When you look at Grafana later, you will see a single, unified trace that starts at the Checkout API, crosses the network boundary into the Inventory service, and eventually ends up processing in the Shipping worker. You gain a complete, end-to-end view of your entire complex business transaction.

This vendor-neutral architectural approach means your engineering team is never locked in.
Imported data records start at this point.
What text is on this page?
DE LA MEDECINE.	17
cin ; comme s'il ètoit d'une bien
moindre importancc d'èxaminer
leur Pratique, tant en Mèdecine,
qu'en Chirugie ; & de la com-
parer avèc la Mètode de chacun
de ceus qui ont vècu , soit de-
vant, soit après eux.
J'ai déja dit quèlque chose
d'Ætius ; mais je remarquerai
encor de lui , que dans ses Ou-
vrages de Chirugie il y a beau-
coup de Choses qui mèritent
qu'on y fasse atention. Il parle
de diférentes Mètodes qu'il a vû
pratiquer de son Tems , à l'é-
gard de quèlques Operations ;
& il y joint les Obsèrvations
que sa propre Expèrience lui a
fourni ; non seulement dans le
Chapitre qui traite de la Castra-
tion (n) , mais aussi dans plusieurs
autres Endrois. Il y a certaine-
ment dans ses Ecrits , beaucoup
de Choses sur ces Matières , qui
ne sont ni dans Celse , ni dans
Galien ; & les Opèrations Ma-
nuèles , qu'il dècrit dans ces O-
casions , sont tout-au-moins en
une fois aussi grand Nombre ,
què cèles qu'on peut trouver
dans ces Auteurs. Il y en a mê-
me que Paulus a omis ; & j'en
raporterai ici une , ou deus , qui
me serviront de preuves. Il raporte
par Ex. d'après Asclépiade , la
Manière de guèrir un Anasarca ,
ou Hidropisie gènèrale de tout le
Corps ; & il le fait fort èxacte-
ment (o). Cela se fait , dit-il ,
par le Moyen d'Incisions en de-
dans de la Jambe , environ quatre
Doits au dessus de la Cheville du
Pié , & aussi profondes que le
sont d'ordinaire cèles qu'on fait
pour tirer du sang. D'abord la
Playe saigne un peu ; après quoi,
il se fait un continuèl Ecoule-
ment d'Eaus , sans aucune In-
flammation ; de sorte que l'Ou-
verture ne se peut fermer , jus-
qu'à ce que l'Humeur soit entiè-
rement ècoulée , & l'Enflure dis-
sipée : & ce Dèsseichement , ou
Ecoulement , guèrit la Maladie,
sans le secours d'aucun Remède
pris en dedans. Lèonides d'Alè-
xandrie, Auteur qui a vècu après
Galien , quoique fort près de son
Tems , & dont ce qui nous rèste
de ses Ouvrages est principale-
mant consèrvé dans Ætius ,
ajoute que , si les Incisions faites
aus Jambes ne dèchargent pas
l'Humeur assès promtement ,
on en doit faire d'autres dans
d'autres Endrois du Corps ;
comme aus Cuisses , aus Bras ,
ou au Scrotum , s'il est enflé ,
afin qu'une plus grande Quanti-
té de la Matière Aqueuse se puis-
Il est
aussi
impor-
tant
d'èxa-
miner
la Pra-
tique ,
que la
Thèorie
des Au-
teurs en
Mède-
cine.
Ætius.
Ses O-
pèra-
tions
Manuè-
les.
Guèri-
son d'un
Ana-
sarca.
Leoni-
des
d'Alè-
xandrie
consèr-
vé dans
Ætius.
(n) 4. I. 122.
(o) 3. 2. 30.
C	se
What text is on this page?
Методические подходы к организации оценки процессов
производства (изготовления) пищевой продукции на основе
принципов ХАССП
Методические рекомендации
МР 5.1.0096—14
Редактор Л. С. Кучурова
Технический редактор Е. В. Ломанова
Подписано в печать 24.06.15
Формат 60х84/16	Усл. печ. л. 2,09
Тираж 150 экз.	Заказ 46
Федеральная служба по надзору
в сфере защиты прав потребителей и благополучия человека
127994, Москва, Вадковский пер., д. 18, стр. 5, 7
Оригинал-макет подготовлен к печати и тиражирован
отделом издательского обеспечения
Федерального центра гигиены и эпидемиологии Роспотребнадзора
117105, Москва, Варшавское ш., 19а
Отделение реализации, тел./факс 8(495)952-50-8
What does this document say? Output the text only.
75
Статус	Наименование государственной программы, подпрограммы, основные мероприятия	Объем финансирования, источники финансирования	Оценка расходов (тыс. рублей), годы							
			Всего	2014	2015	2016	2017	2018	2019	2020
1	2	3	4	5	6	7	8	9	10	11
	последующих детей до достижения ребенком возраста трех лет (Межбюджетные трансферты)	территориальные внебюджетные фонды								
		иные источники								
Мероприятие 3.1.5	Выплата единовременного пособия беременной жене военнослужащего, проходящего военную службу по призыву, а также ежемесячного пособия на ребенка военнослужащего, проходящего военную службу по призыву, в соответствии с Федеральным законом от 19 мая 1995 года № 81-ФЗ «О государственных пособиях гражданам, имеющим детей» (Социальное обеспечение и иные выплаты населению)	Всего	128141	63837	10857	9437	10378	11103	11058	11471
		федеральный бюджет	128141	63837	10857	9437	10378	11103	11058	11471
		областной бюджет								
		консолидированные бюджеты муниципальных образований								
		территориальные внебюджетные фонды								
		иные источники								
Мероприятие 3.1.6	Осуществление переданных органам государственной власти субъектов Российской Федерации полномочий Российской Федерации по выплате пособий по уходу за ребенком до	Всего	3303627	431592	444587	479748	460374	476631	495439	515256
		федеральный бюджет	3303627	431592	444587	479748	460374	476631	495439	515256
If you decide to move away from Grafana Cloud in the future and choose to self-host a tool like Jaeger or purchase a different commercial vendor solution, you simply update the OTLP endpoint URL in your appsettings.json file. You do not have to touch a single line of your actual C# application code.


Conclusion

Implementing proper observability is no longer an optional luxury reserved only for massive enterprise engineering teams. It is a fundamental technical requirement for building reliable, maintainable software today. By combining the standardized, vendor-neutral instrumentation of OpenTelemetry with the powerful visualization capabilities of Grafana, you gain complete visibility into your .NET applications.

You have successfully moved your team from guessing what went wrong to knowing exactly what happened. You have permanently eliminated the tedious process of hunting through unorganized text files. Most importantly, you have established a solid technical foundation that will scale effortlessly as your application grows in complexity and user volume.

The next time your phone buzzes on a Friday evening with a critical production issue, you will not panic. You will simply open your Grafana dashboard, follow the visual trace, find the automatically correlated log entry, and fix the underlying problem with confidence. That is the true power of observability.